Metadb v1.0.5 Metadb transforms MARC records from the tables marc_records_lb and records_lb in schema folio_source_record to a tabular form which is stored in a new table, folio_source_record.marc__t. This transformation is updated usually every few hours. The time of the most recent update can be retrieved via SQL:

SELECT updated
    FROM metadb.table_update
    WHERE schemaname = 'folio_source_record' AND tablename = 'marc__t';

Derived tables

FOLIO derived tables are automatically updated once per day, usually at about 00:00:00 UTC by default.

Documentation

FOLIO does not provide documentation for its internal data, which Metadb tables are based on, but it does have some data documentation for its "storage module" APIs which are roughly equivalent.

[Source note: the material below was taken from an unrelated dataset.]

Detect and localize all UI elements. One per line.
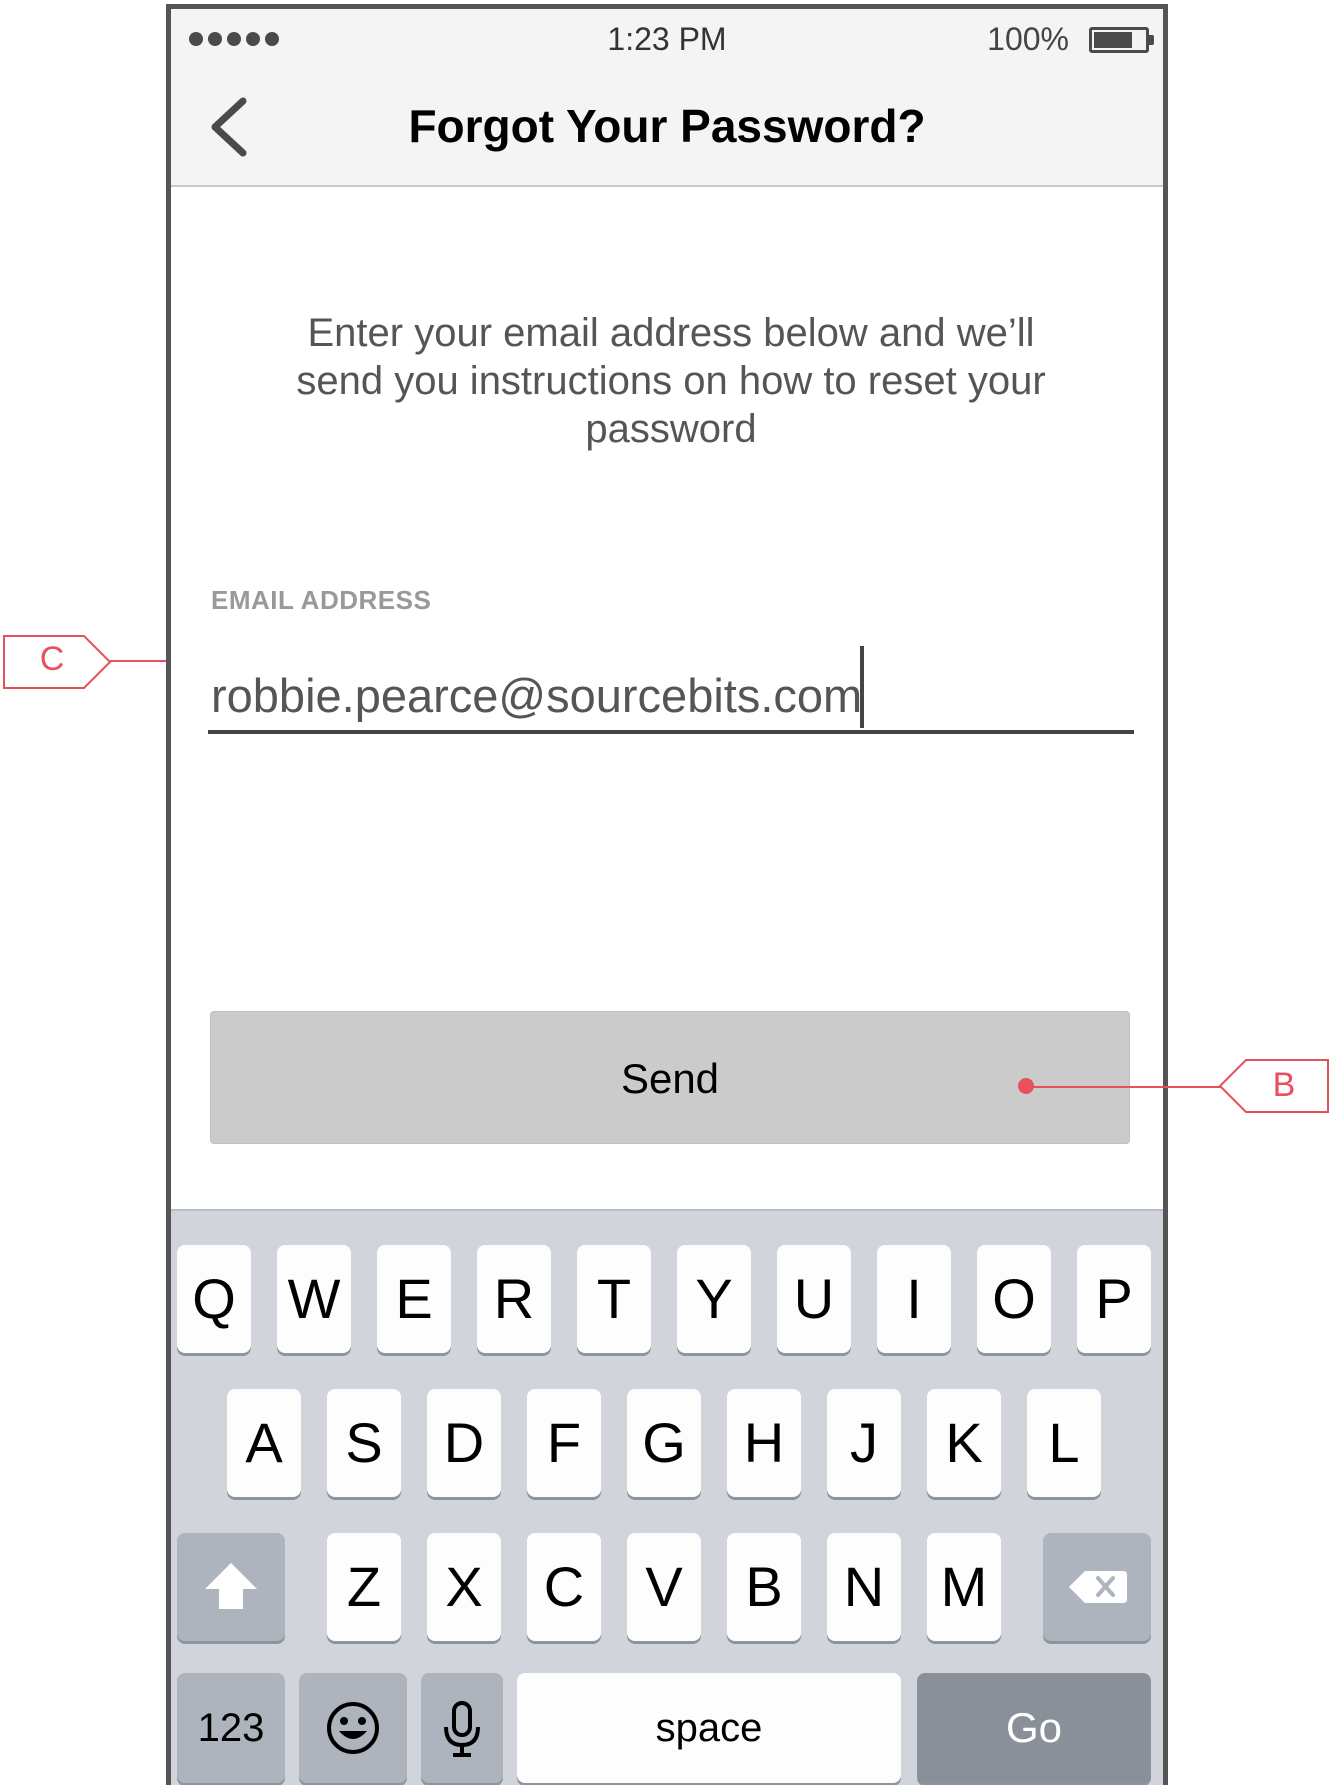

This is located at https://dev.folio.org/reference/api/. The name of most storage modules ends in -storage, but some modules use a different convention; for instance, the storage module for users is mod-users. (All module names begin with mod-.)

ReShare

Before defining a ReShare data source, create a data origin for each consortial tenant. For example:

CREATE DATA ORIGIN tenant1;

CREATE DATA ORIGIN tenant2;

CREATE DATA ORIGIN tenant3;
Note

CREATE DATA ORIGIN currently requires restarting the server before it will take effect.

Then use the module 'reshare' option when creating the data source, and set addschemaprefix to add a reshare_ prefix to the schema names:

CREATE DATA SOURCE reshare TYPE kafka OPTIONS (
    module 'reshare',
    addschemaprefix 'reshare_',
    brokers 'kafka:29092',
    topics '^metadb_reshare_1.*',
    consumergroup 'metadb_reshare_1_1',
    schemastopfilter 'admin'
);

Note that the order of commands is important: The initial set of data origins should be created before the data source is created so that schema names of incoming data will be processed correctly. Later, whenever a new consortial tenant is to be added, it should be defined in Metadb using CREATE DATA ORIGIN (and the server restarted) before the tenant is added to ReShare.

In the Debezium PostgreSQL connector configuration, it is suggested that credentials (.+mod_login), the public schema, the Okapi supertenant (supertenant_mod_.+), and mod-pubsub data (pubsub_config,.+_mod_pubsub) be excluded using the schema.exclude.list setting.

Derived tables

ReShare derived tables are automatically updated once per day, usually at about 00:00:00 UTC by default.